Fig. 1 is a system diagram of an engine with a pressure wave supercharger according to an embodiment of the present invention, Fig. 2 is a system diagram of an engine with a pressure wave supercharger of a conventional structure, and Fig. 3 is a diagram of the operating area of the bypass valve. , FIG. 4 is a noise level characteristic diagram. 1...Engine body, 2...Pressure wave supercharger, 3
...Intake passage, 4...Exhaust passage, 5...Intake bypass passage, 6...Exhaust bypass passage, 7, 8...
Volume expansion chamber, 9, 10... Hole, 21... Rotor, 22... Rotor housing, 23... Air casing, 24... Gas casing, 31... Air cleaner, 33... Air element, 41...

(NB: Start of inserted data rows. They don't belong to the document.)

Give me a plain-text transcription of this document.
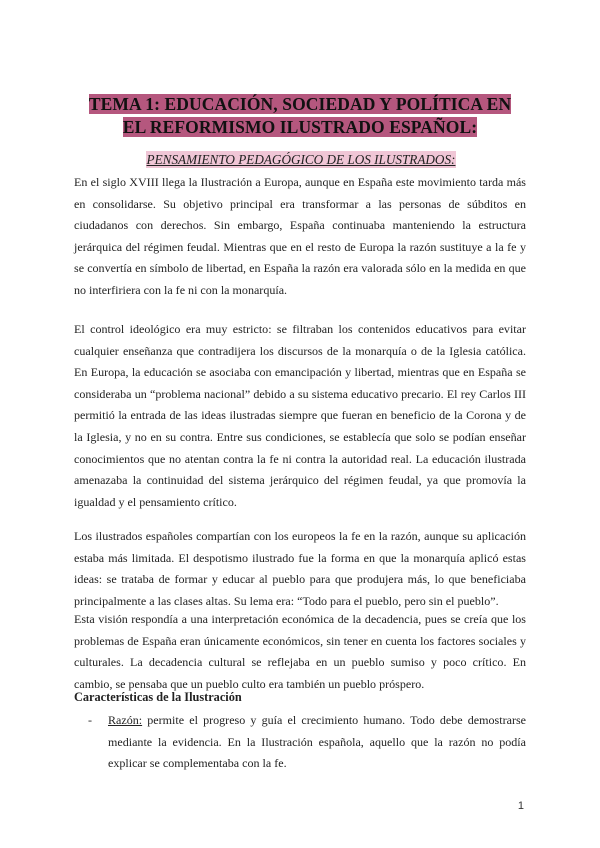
TEMA 1: EDUCACIÓN, SOCIEDAD Y POLÍTICA EN
EL REFORMISMO ILUSTRADO ESPAÑOL:
PENSAMIENTO PEDAGÓGICO DE LOS ILUSTRADOS:

En el siglo XVIII llega la Ilustración a Europa, aunque en España este movimiento tarda más en consolidarse. Su objetivo principal era transformar a las personas de súbditos en ciudadanos con derechos. Sin embargo, España continuaba manteniendo la estructura jerárquica del régimen feudal. Mientras que en el resto de Europa la razón sustituye a la fe y se convertía en símbolo de libertad, en España la razón era valorada sólo en la medida en que no interfiriera con la fe ni con la monarquía.

El control ideológico era muy estricto: se filtraban los contenidos educativos para evitar cualquier enseñanza que contradijera los discursos de la monarquía o de la Iglesia católica. En Europa, la educación se asociaba con emancipación y libertad, mientras que en España se consideraba un “problema nacional” debido a su sistema educativo precario. El rey Carlos III permitió la entrada de las ideas ilustradas siempre que fueran en beneficio de la Corona y de la Iglesia, y no en su contra. Entre sus condiciones, se establecía que solo se podían enseñar conocimientos que no atentan contra la fe ni contra la autoridad real. La educación ilustrada amenazaba la continuidad del sistema jerárquico del régimen feudal, ya que promovía la igualdad y el pensamiento crítico.

Los ilustrados españoles compartían con los europeos la fe en la razón, aunque su aplicación estaba más limitada. El despotismo ilustrado fue la forma en que la monarquía aplicó estas ideas: se trataba de formar y educar al pueblo para que produjera más, lo que beneficiaba principalmente a las clases altas. Su lema era: “Todo para el pueblo, pero sin el pueblo”.

Esta visión respondía a una interpretación económica de la decadencia, pues se creía que los problemas de España eran únicamente económicos, sin tener en cuenta los factores sociales y culturales. La decadencia cultural se reflejaba en un pueblo sumiso y poco crítico. En cambio, se pensaba que un pueblo culto era también un pueblo próspero.

Características de la Ilustración

-	Razón: permite el progreso y guía el crecimiento humano. Todo debe demostrarse mediante la evidencia. En la Ilustración española, aquello que la razón no podía explicar se complementaba con la fe.
1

Exhaust side silencer, 50, 54...Bypass valve, 51
...Check valve, 52...Shutter valve, 55...
…solenoid.

Claims (1)

[Scope of utility model registration request] A rotor having a plurality of small chambers arranged circumferentially that are open on both axial end faces is rotatably fitted into a rotor housing, and air passages that can communicate with the small chambers are formed at both axial ends of the rotor housing. The air casing of the pressure wave supercharger is constructed by attaching a casing and a gas casing forming a gas passage that can communicate with the small chamber, and the air casing is connected to the intake passage of the engine, and the gas casing is connected to the exhaust passage of the engine. Further, of the intake passage and the exhaust passage, at least the intake passage on the upstream side of the pressure wave supercharger and the intake passage on the downstream side of the pressure wave supercharger are communicated with each other to provide pressure wave supercharging. In an engine equipped with a pressure wave supercharger, the engine is equipped with a bypass valve that opens the bypass passage in a specific operating region of the engine, and the bypass passage is provided with a bypass valve that opens the bypass passage in a specific operating region of the engine. An engine with a pressure wave supercharger, characterized in that the bypass valve is disposed at a position on the intake downstream side of the volume expansion chamber of the bypass passage.